Moins de trois mois après sa prise de fonction, Eric Dupond-Moretti est en conflit ouvert avec les magistrats. Le garde des Sceaux, ancien avocat, n’avait jamais eu les faveurs de la profession : avant sa nomination le 6 juillet dernier, il n’avait pas fait mystère de son hostilité à l’Ecole nationale de la magistrature, qu’il veut supprimer car il la considère comme responsable de la constitution d’un esprit de caste chez les magistrats. Il vient d’ailleurs de choisir une avocate, Nathalie Roret, pour diriger la prestigieuse institution.

«L’ouverture, c’est d’abord rompre avec des traditions surannées, c’est rompre avec la tentation du vase clos et de l’entre-soi», avait justifié le ministre il y a deux semaines. Mais cette nomination n’est pas la seule décision qui lui vaut aujourd’hui d’avoir contre lui les deux principaux syndicats de magistrats -l’Union syndicale des magistrats (USM) et le Syndicat de la magistrature (SM). Les deux organisations, qui ont mené jeudi une conférence de presse commune, lui reprochent un «conflit d’intérêts» après qu’il a ordonné, mi-septembre, une enquête administrative sur trois procureurs du Parquet national financier (PNF). La fronde est telle que des rassemblements de magistrats ont eu lieu, jeudi dernier, devant certains tribunaux.

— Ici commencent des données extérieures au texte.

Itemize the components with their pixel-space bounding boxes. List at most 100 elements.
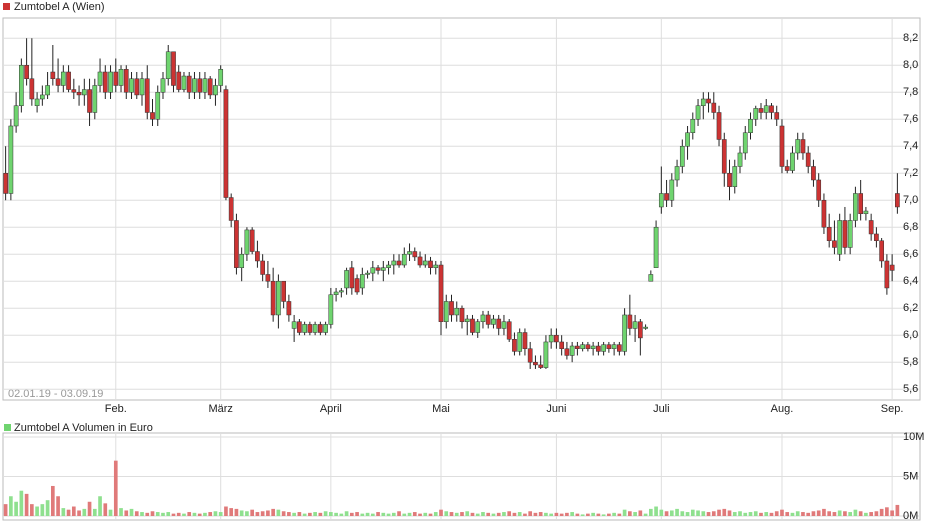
candle-body	[758, 108, 764, 113]
volume-bar	[858, 511, 863, 516]
volume-bar	[822, 508, 826, 516]
volume-bar	[302, 513, 307, 516]
candle-body	[485, 314, 491, 325]
volume-bar	[848, 512, 853, 516]
volume-bar	[281, 511, 286, 516]
x-tick-label: Juli	[653, 403, 670, 415]
volume-bar	[617, 513, 622, 516]
volume-bar	[601, 514, 606, 516]
volume-bar	[612, 512, 616, 516]
volume-bar	[40, 504, 45, 516]
volume-bar	[586, 513, 590, 516]
volume-bar	[517, 512, 522, 516]
volume-bar	[313, 512, 317, 516]
volume-bar	[696, 510, 700, 516]
y-tick-label: 5,6	[903, 383, 918, 395]
volume-bar	[827, 511, 832, 516]
candle-body	[559, 341, 565, 349]
volume-bar	[722, 508, 727, 516]
candle-body	[407, 251, 412, 255]
volume-bar	[187, 512, 192, 516]
y-tick-label: 8,2	[903, 32, 918, 44]
candle-body	[260, 260, 266, 275]
volume-bar	[864, 512, 868, 516]
candle-body	[753, 108, 759, 120]
candle-body	[459, 307, 465, 322]
volume-bar	[329, 512, 333, 516]
volume-bar	[591, 512, 595, 516]
candle-body	[585, 344, 591, 349]
volume-bar	[596, 513, 601, 516]
volume-bar	[454, 512, 459, 516]
x-tick-label: März	[208, 403, 232, 415]
volume-bar	[224, 506, 228, 516]
candle-body	[606, 344, 612, 349]
candle-body	[763, 105, 769, 113]
volume-bar	[255, 512, 260, 516]
volume-bar	[685, 512, 690, 516]
volume-bar	[61, 508, 66, 516]
volume-bar	[239, 510, 244, 516]
volume-bar	[234, 508, 239, 516]
date-range: 02.01.19 - 03.09.19	[8, 388, 103, 400]
candle-body	[695, 105, 701, 120]
volume-bar	[811, 511, 816, 516]
candle-body	[727, 172, 732, 187]
candle-body	[291, 321, 297, 329]
x-tick-label: April	[320, 403, 342, 415]
volume-bar	[250, 509, 255, 516]
volume-bar	[391, 512, 396, 516]
x-tick-label: Juni	[546, 403, 566, 415]
y-tick-label: 7,8	[903, 86, 918, 98]
candle-body	[721, 139, 727, 174]
candle-body	[160, 78, 166, 93]
volume-bar	[103, 503, 108, 516]
volume-bar	[444, 511, 449, 516]
volume-bar	[512, 512, 517, 516]
volume-bar	[386, 513, 391, 516]
candle-body	[318, 324, 323, 333]
candle-body	[464, 318, 470, 322]
candle-body	[92, 85, 98, 113]
volume-bar	[816, 510, 821, 516]
volume-bar	[465, 511, 470, 516]
candle-body	[548, 334, 554, 343]
volume-bar	[213, 511, 218, 516]
volume-bar	[491, 513, 496, 516]
candle-body	[171, 51, 176, 86]
volume-bar	[885, 507, 889, 516]
volume-bar	[124, 510, 129, 516]
volume-bar	[633, 512, 637, 516]
candle-body	[512, 339, 517, 352]
volume-bar	[108, 509, 113, 516]
y-tick-label: 7,4	[903, 140, 918, 152]
candle-body	[417, 256, 423, 266]
volume-bar	[360, 513, 365, 516]
volume-bar	[738, 511, 742, 516]
candle-body	[66, 71, 71, 90]
candle-body	[449, 301, 454, 316]
volume-bar	[19, 490, 24, 516]
candle-body	[328, 294, 334, 325]
candle-body	[186, 75, 192, 93]
volume-bar	[171, 513, 176, 516]
volume-bar	[470, 512, 475, 516]
volume-bar	[423, 512, 428, 516]
volume-bar	[287, 512, 291, 516]
x-tick-label: Sep.	[881, 403, 904, 415]
candle-body	[202, 78, 208, 93]
volume-bar	[30, 504, 34, 516]
volume-bar	[785, 512, 790, 516]
candle-body	[24, 64, 29, 79]
volume-bar	[528, 511, 533, 516]
candle-body	[527, 348, 533, 363]
candle-body	[55, 78, 61, 86]
volume-bar	[669, 510, 674, 516]
candle-body	[281, 280, 286, 302]
volume-bar	[680, 511, 685, 516]
candle-body	[769, 105, 774, 113]
plot-frame	[2, 17, 921, 401]
legend-swatch	[3, 3, 10, 10]
volume-bar	[622, 509, 627, 516]
candle-body	[197, 78, 203, 93]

La décision du ministre fait suite à un rapport d’inspection sur l’enquête du PNF qui avait tenté d’identifier pendant six ans l’identité d’un informateur qui aurait pu révéler à Nicolas Sarkozy qu’il était sur écoute. Cette inspection avait été demandée par la précédente garde des Sceaux, Nicole Belloubet, le 1er juillet dernier, après des révélations du «Point» en juin. Ainsi que l’hebdomadaire l’indiquait, l’enquête avait conduit les magistrats à s’intéresser aux données téléphoniques de plusieurs avocats, dont Eric Dupond-Moretti. Le rapport de l’Inspection générale de la justice (IGJ), toutefois, ne remet pas en cause le motif de l’enquête contestée avec véhémence. «Les nécessités d’enquête ayant justifié ces investigations sont précisées par des PV clairs et factuels.

La rédaction des PV de réception et d’exploitation des données collectées atteste du souci des enquêteurs de ne pas exposer excessivement la vie privée ou le secret professionnel des titulaires des lignes exploitées. N’ont ainsi été retranscrits de façon nominative que les renseignements susceptibles d’éclairer les investigations», indique le rapport. De plus, souligne l’IGJ, il faut apprécier «l’étendue des investigations réalisées» à l’aune de «l’objectif poursuivi de rechercher si une personne soumise au secret professionnel a pu, sciemment ou involontairement, livrer à des personnes visées par une procédure pénale des informations confidentielles susceptibles de nuire à l’enquête».

La crainte de la présence d’une taupe au cœur du système judiciaire a «hanté le PNF durant des mois», souligne également le rapport.